De fait, le renforcement de l’axe Dakar-Washington est antérieur à l’élection d’Abdoulaye Wade. En 1991, lors de la première guerre du Golfe, son prédécesseur Abdou Diouf avait envoyé un demi-millier d’hommes se battre aux côtés de la coalition anti-irakienne menée par les États-Unis. En 1998, les Sénégalais avaient réservé un accueil populaire à Bill et Hillary Clinton. Quelle qu’en soit l’importance, ce rapprochement ne résiste pas à la réalité, encore moins aux chiffres. La France, qui dispose d’un millier de soldats (Forces françaises du Cap-Vert, FFCV) à Dakar, est toujours en pole position, presque partout, dans ce pays. Elle est ainsi le premier bailleur de fonds, le premier contributeur aux programmes d’aide européens en direction du Sénégal, le premier partenaire commercial, le premier investisseur et le premier « pourvoyeur » de touristes. En comparaison, et en dépit de l’arrivée récente sur le marché sénégalais de plusieurs firmes comme Microsoft, les États-Unis font pâle figure.

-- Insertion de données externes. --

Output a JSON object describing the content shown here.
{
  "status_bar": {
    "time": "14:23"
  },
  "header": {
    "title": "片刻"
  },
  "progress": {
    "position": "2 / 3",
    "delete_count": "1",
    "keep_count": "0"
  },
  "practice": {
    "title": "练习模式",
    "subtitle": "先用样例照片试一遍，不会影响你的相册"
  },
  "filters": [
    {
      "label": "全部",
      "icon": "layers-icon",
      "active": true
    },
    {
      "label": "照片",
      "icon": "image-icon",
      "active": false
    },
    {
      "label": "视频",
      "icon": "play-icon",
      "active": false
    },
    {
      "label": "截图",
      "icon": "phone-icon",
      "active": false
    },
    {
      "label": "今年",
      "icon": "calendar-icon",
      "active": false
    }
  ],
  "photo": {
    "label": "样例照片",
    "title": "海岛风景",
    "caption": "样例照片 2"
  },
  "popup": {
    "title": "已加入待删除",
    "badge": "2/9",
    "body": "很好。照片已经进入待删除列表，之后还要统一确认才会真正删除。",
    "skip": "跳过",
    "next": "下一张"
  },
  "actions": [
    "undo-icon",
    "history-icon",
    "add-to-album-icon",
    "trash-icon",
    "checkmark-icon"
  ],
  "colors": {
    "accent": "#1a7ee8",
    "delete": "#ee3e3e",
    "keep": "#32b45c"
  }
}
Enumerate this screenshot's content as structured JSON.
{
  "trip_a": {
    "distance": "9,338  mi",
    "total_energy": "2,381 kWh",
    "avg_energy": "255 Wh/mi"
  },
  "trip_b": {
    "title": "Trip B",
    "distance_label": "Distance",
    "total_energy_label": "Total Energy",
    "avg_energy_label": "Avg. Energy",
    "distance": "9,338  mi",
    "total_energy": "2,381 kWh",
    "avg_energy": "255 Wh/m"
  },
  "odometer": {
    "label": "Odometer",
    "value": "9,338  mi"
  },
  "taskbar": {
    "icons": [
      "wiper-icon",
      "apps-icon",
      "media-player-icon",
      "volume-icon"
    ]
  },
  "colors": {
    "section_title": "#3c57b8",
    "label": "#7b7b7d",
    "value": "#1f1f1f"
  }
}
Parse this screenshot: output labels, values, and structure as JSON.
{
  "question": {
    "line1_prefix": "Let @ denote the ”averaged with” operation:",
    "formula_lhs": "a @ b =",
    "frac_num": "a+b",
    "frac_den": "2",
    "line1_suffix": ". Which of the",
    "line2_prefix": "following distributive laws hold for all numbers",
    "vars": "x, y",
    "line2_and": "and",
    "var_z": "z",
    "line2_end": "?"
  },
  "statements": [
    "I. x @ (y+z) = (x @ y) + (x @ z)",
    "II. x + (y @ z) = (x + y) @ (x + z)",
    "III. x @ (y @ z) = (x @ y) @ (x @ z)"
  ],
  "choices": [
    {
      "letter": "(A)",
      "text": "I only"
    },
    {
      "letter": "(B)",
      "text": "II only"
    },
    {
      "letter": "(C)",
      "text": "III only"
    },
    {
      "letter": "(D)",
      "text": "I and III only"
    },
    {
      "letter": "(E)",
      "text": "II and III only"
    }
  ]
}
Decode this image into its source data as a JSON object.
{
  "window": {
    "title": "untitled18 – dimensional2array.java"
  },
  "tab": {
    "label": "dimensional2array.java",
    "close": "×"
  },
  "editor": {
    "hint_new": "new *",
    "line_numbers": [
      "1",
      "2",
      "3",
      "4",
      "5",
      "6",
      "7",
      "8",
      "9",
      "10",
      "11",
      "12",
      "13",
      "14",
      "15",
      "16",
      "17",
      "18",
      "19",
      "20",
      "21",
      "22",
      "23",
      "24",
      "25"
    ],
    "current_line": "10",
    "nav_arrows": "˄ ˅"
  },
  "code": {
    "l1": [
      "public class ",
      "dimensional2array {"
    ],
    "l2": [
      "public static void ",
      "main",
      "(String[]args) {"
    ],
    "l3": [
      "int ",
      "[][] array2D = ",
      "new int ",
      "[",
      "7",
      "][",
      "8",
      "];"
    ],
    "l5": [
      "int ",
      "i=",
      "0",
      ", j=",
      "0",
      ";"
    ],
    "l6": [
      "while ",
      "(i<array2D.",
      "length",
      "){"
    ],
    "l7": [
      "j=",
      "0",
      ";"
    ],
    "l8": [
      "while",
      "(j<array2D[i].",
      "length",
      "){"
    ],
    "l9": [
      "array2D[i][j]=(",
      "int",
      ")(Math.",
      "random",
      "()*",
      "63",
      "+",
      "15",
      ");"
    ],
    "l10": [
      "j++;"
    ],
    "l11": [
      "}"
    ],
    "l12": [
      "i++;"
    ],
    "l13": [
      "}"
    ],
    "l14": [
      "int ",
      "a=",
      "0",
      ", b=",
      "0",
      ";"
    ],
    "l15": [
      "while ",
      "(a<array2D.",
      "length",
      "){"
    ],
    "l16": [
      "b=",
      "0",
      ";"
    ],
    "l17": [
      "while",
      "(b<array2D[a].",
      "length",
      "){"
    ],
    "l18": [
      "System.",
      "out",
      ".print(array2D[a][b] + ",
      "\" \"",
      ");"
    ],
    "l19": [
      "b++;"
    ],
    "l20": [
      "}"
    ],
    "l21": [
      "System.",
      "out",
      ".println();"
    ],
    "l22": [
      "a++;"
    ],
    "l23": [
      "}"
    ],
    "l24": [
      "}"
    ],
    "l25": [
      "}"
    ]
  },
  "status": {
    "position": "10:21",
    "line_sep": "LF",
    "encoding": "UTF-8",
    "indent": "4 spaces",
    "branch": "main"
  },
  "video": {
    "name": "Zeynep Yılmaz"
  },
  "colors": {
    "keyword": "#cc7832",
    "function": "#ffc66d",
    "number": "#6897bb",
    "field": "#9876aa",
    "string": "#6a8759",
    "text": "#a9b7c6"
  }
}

Désireux de se faire aimer des uns et des autres, et de drainer vers le Sénégal des capitaux, qu’ils soient américains, français, taiwanais, japonais ou iraniens, Wade profite de la position stratégique de son pays, à mi-parcours entre l’Europe et l’Amérique, pour faire monter habilement les enchères, pour jouer dans la cour des grands. Et, au besoin, aider les uns et les autres à dissiper leurs propres « malentendus ». Il a ainsi récemment servi d’intermédiaire entre Chirac et Bush, à couteaux tirés sur la guerre en Irak. Il a eu des conversations avec l’un et l’autre pour tenter un rapprochement avant le sommet d’Évian (juin 2003). Il a même, avec l’accord des intéressés, suggéré une rencontre à trois. Le principe d’un dîner était arrêté, mais celui-ci n’a pu finalement se tenir pour des motifs qu’il refuse de révéler. Wade a également contribué, cette fois avec plus de réussite, à la récente amélioration des relations américano-libyennes. En marge du dernier sommet de l’Union africaine qui s’est tenu à la mi-juillet 2003 à Maputo, le colonel Mouammar Kadhafi lui a en effet demandé d’intercéder en sa faveur auprès de Bush pour un règlement du contentieux politique entre les deux pays. Dans un premier temps, le président sénégalais s’est heurté à un refus poli mais catégorique de la Maison Blanche, qui lui a suggéré de se méfier de la « mauvaise foi » de Kadhafi. Mais Wade, qui s’est rendu trois fois à Tripoli au cours du dernier semestre de 2003, est par la suite régulièrement revenu à la charge, notamment au cours de ses longs entretiens téléphoniques désormais mensuels (et en anglais) avec Bush. Ce dernier a fini par céder, précisant néanmoins qu’il reviendrait au Premier ministre britannique Tony Blair de superviser d’éventuelles discussions avec le « Guide » libyen.